Release Notes#
v1.2.0#
SDK Versions#
- Audio2Face: 0.22.4
- Audio2Emotion: 0.7.9
Features#
- The new service is now available as a downloadable NIM, seamlessly integrating into the NVIDIA NIM ecosystem. 
- New James 2.3 inference model provides better lip sync quality, stronger upperface expression for different emotions and less lip stretch artifact during silence. 
- New Claire 2.3 inference model provides better lip sync quality including F V M B P U S sounds and stronger upperface expression for different emotions. 
- New Mark 2.3 inference model provides better lip sync quality including F V M B P U S sounds. 
- Introduced support for bidirectional streaming with gRPC, enabling real-time communication between clients and the service while eliminating the need for the previously required A2F Controller. 
- Added runtime control for clamping blendshape values between 0 and 1. 

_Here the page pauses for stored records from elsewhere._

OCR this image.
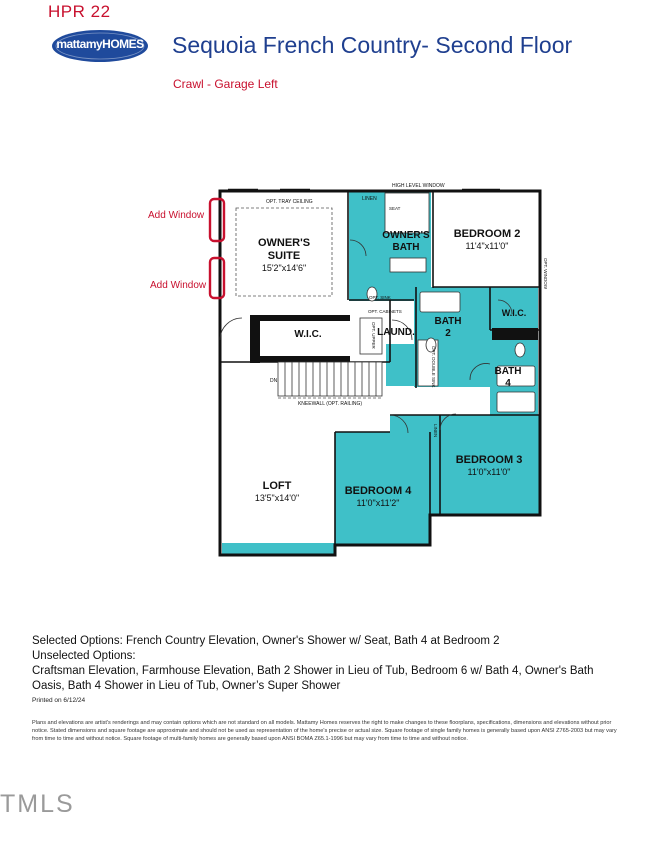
HPR 22
mattamyHOMES Sequoia French Country- Second Floor
Crawl - Garage Left
OPT. TRAY CEILING
HIGH LEVEL WINDOW
LINEN
SEAT
OWNER'S
SUITE
15'2"x14'6"
OWNER'S
BATH
BEDROOM 2
11'4"x11'0"
OPT. WINDOW
OPT. SINK
OPT. CABINETS
W.I.C.	LAUND.
OPT. UPPER
BATH
2
W.I.C.
BATH
4
OPT. DOUBLE SINK
DN
KNEEWALL (OPT. RAILING)
LINEN
BEDROOM 3
11'0"x11'0"
LOFT
13'5"x14'0"
BEDROOM 4
11'0"x11'2"
Add Window
Add Window
Selected Options: French Country Elevation, Owner's Shower w/ Seat, Bath 4 at Bedroom 2
Unselected Options:
Craftsman Elevation, Farmhouse Elevation, Bath 2 Shower in Lieu of Tub, Bedroom 6 w/ Bath 4, Owner's Bath Oasis, Bath 4 Shower in Lieu of Tub, Owner’s Super Shower
Printed on 6/12/24
Plans and elevations are artist's renderings and may contain options which are not standard on all models. Mattamy Homes reserves the right to make changes to these floorplans, specifications, dimensions and elevations without prior notice. Stated dimensions and square footage are approximate and should not be used as representation of the home's precise or actual size. Square footage of single family homes is generally based upon ANSI Z765-2003 but may vary from time to time and without notice. Square footage of multi-family homes are generally based upon ANSI BOMA Z65.1-1996 but may vary from time to time and without notice.
TMLS
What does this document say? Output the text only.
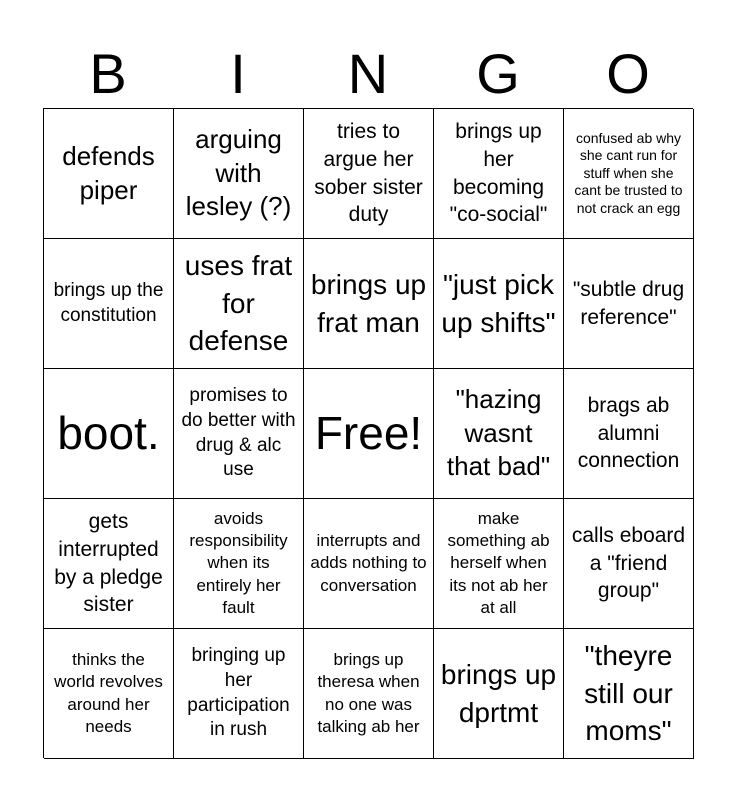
B	I	N	G	O
defends piper
arguing with lesley (?)
tries to argue her sober sister duty
brings up her becoming "co-social"
confused ab why she cant run for stuff when she cant be trusted to not crack an egg
brings up the constitution
uses frat for defense
brings up frat man
"just pick up shifts"
"subtle drug reference"
boot.
promises to do better with drug & alc use
Free!
"hazing wasnt that bad"
brags ab alumni connection
gets interrupted by a pledge sister
avoids responsibility when its entirely her fault
interrupts and adds nothing to conversation
make something ab herself when its not ab her at all
calls eboard a "friend group"
thinks the world revolves around her needs
bringing up her participation in rush
brings up theresa when no one was talking ab her
brings up dprtmt
"theyre still our moms"
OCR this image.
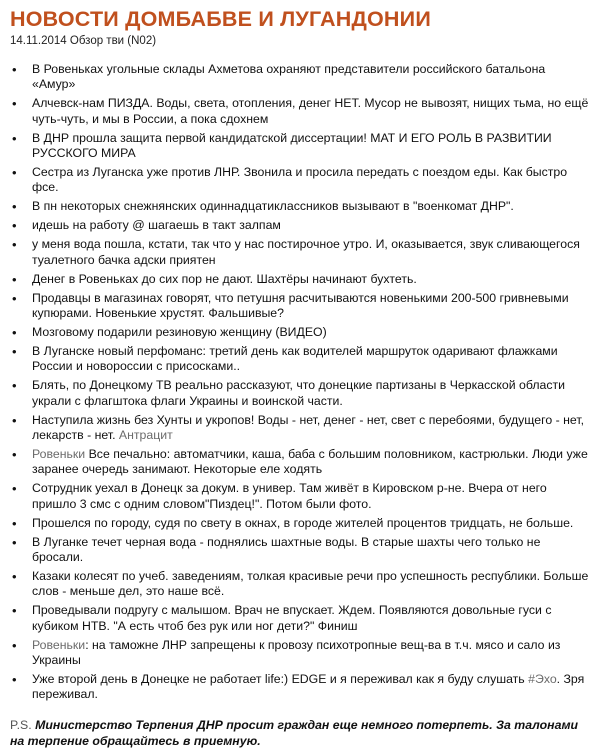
НОВОСТИ ДОМБАБВЕ И ЛУГАНДОНИИ
14.11.2014 Обзор тви (N02)
• В Ровеньках угольные склады Ахметова охраняют представители российского батальона «Амур»
• Алчевск-нам ПИЗДА. Воды, света, отопления, денег НЕТ. Мусор не вывозят, нищих тьма, но ещё чуть-чуть, и мы в России, а пока сдохнем
• В ДНР прошла защита первой кандидатской диссертации! МАТ И ЕГО РОЛЬ В РАЗВИТИИ РУССКОГО МИРА
• Сестра из Луганска уже против ЛНР. Звонила и просила передать с поездом еды. Как быстро фсе.
• В пн некоторых снежнянских одиннадцатиклассников вызывают в "военкомат ДНР".
• идешь на работу @ шагаешь в такт залпам
• у меня вода пошла, кстати, так что у нас постирочное утро. И, оказывается, звук сливающегося туалетного бачка адски приятен
• Денег в Ровеньках до сих пор не дают. Шахтёры начинают бухтеть.
• Продавцы в магазинах говорят, что петушня расчитываются новенькими 200-500 гривневыми купюрами. Новенькие хрустят. Фальшивые?
• Мозговому подарили резиновую женщину (ВИДЕО)
• В Луганске новый перфоманс: третий день как водителей маршруток одаривают флажками России и новороссии с присосками..
• Блять, по Донецкому ТВ реально рассказуют, что донецкие партизаны в Черкасской области украли с флагштока флаги Украины и воинской части.
• Наступила жизнь без Хунты и укропов! Воды - нет, денег - нет, свет с перебоями, будущего - нет, лекарств - нет. Антрацит
• Ровеньки Все печально: автоматчики, каша, баба с большим половником, кастрюльки. Люди уже заранее очередь занимают. Некоторые еле ходять
• Сотрудник уехал в Донецк за докум. в универ. Там живёт в Кировском р-не. Вчера от него пришло 3 смс с одним словом"Пиздец!". Потом были фото.
• Прошелся по городу, судя по свету в окнах, в городе жителей процентов тридцать, не больше.
• В Луганке течет черная вода - поднялись шахтные воды. В старые шахты чего только не бросали.
• Казаки колесят по учеб. заведениям, толкая красивые речи про успешность республики. Больше слов - меньше дел, это наше всё.
• Проведывали подругу с малышом. Врач не впускает. Ждем. Появляются довольные гуси с кубиком НТВ. "А есть чтоб без рук или ног дети?" Финиш
• Ровеньки: на таможне ЛНР запрещены к провозу психотропные вещ-ва в т.ч. мясо и сало из Украины
• Уже второй день в Донецке не работает life:) EDGE и я переживал как я буду слушать #Эхо. Зря переживал.

P.S. Министерство Терпения ДНР просит граждан еще немного потерпеть. За талонами на терпение обращайтесь в приемную.
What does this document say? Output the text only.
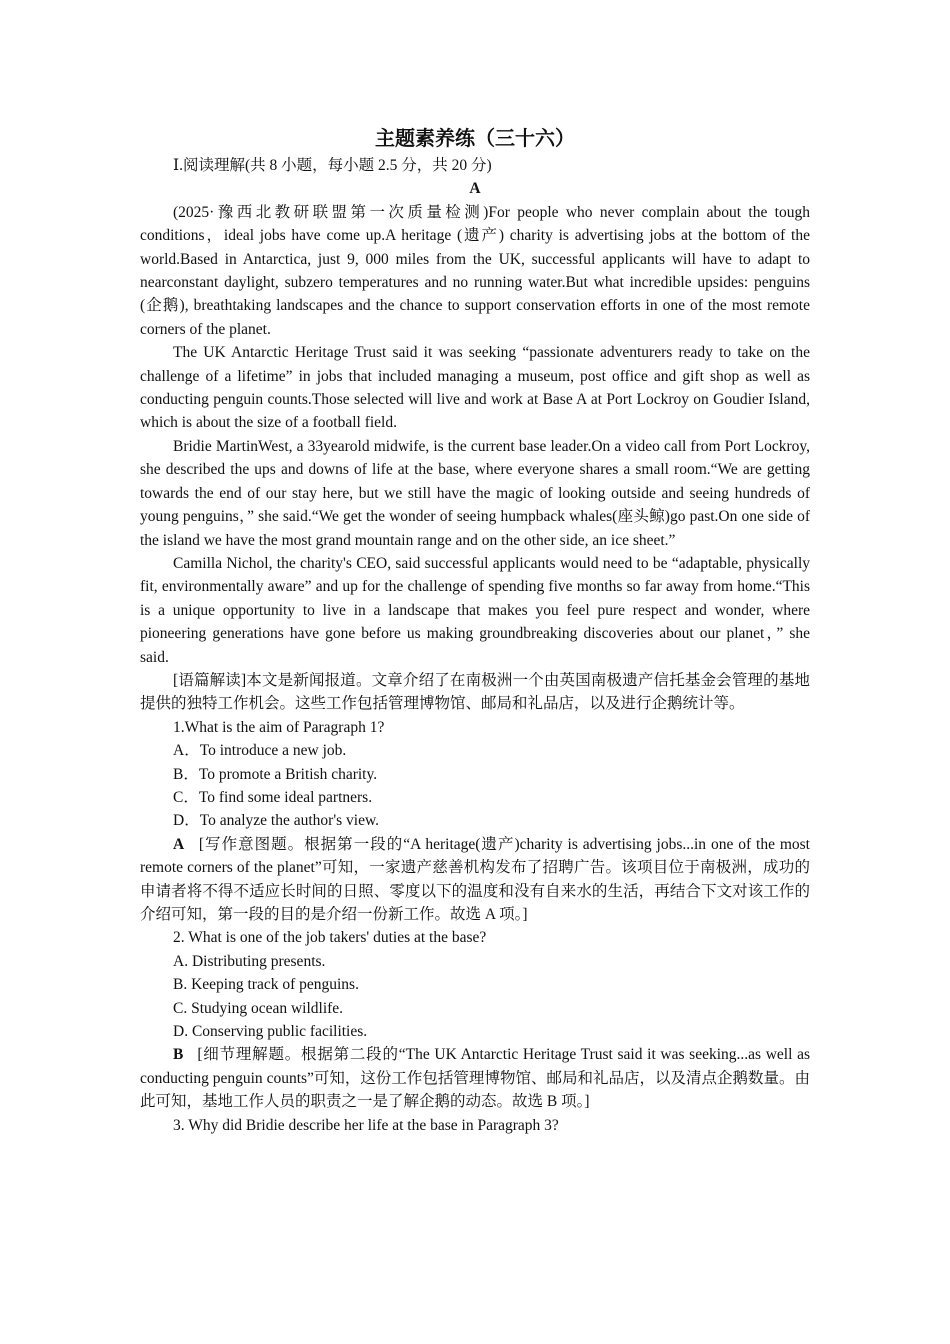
主题素养练（三十六）
Ⅰ.阅读理解(共 8 小题，每小题 2.5 分，共 20 分)
A

(2025·豫西北教研联盟第一次质量检测)For people who never complain about the tough conditions，ideal jobs have come up.A heritage (遗产) charity is advertising jobs at the bottom of the world.Based in Antarctica, just 9, 000 miles from the UK, successful applicants will have to adapt to nearconstant daylight, subzero temperatures and no running water.But what incredible upsides: penguins (企鹅), breathtaking landscapes and the chance to support conservation efforts in one of the most remote corners of the planet.

The UK Antarctic Heritage Trust said it was seeking “passionate adventurers ready to take on the challenge of a lifetime” in jobs that included managing a museum, post office and gift shop as well as conducting penguin counts.Those selected will live and work at Base A at Port Lockroy on Goudier Island, which is about the size of a football field.

Bridie MartinWest, a 33yearold midwife, is the current base leader.On a video call from Port Lockroy, she described the ups and downs of life at the base, where everyone shares a small room.“We are getting towards the end of our stay here, but we still have the magic of looking outside and seeing hundreds of young penguins，” she said.“We get the wonder of seeing humpback whales(座头鲸)go past.On one side of the island we have the most grand mountain range and on the other side, an ice sheet.”

Camilla Nichol, the charity's CEO, said successful applicants would need to be “adaptable, physically fit, environmentally aware” and up for the challenge of spending five months so far away from home.“This is a unique opportunity to live in a landscape that makes you feel pure respect and wonder, where pioneering generations have gone before us making groundbreaking discoveries about our planet，” she said.

[语篇解读]本文是新闻报道。文章介绍了在南极洲一个由英国南极遗产信托基金会管理的基地提供的独特工作机会。这些工作包括管理博物馆、邮局和礼品店，以及进行企鹅统计等。

1.What is the aim of Paragraph 1?

A．To introduce a new job.

B．To promote a British charity.

C．To find some ideal partners.

D．To analyze the author's view.

A [写作意图题。根据第一段的“A heritage(遗产)charity is advertising jobs...in one of the most remote corners of the planet”可知，一家遗产慈善机构发布了招聘广告。该项目位于南极洲，成功的申请者将不得不适应长时间的日照、零度以下的温度和没有自来水的生活，再结合下文对该工作的介绍可知，第一段的目的是介绍一份新工作。故选 A 项。]

2. What is one of the job takers' duties at the base?

A. Distributing presents.

B. Keeping track of penguins.

C. Studying ocean wildlife.

D. Conserving public facilities.

B [细节理解题。根据第二段的“The UK Antarctic Heritage Trust said it was seeking...as well as conducting penguin counts”可知，这份工作包括管理博物馆、邮局和礼品店，以及清点企鹅数量。由此可知，基地工作人员的职责之一是了解企鹅的动态。故选 B 项。]

3. Why did Bridie describe her life at the base in Paragraph 3?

- Integrated OpenTelemetry for advanced observability, providing unified tracing and metrics. 
- Added functionality to download pre-built TensorRT (TRT) engines from NVCF, reducing service setup complexity. 
- Introduced an experimental gRPC endpoint for exporting configurations for a running service instance. 
- Updated the logging system to output application logs in structured JSON format. 
v1.0.0#
SDK Versions#
- Audio2Face: 0.17.0
- Audio2Emotion: 0.2.2
Features#
- New Claire 1.3 inference model provides enhanced lip movement and better accuracy for P and M sounds. 
- New Mark 2.2 inference model provides better lip sync and facial performance quality when used with Metahuman characters. 
- Users can now specify preferred emotions, enabling personalized outputs tailored to specific applications such as interactive avatars and virtual assistants. 
- Added emotional output to the microservice to help align other downstream animation components. 
- New output audio sampling rates supported in addition to 16kHz: 22.05kHz, 44.1kHz, 48kHz. 
- Added the ability to tune each stream at runtime with unique face parameters, emotions parameters, blendshape multipliers, and blendshape offsets. 
Key improvements#
- Improved the gRPC protocol to use less data and provide a more efficient stream for scalability. USD parser is no longer required. 
- Improved blendshape solve threading to improve scalability.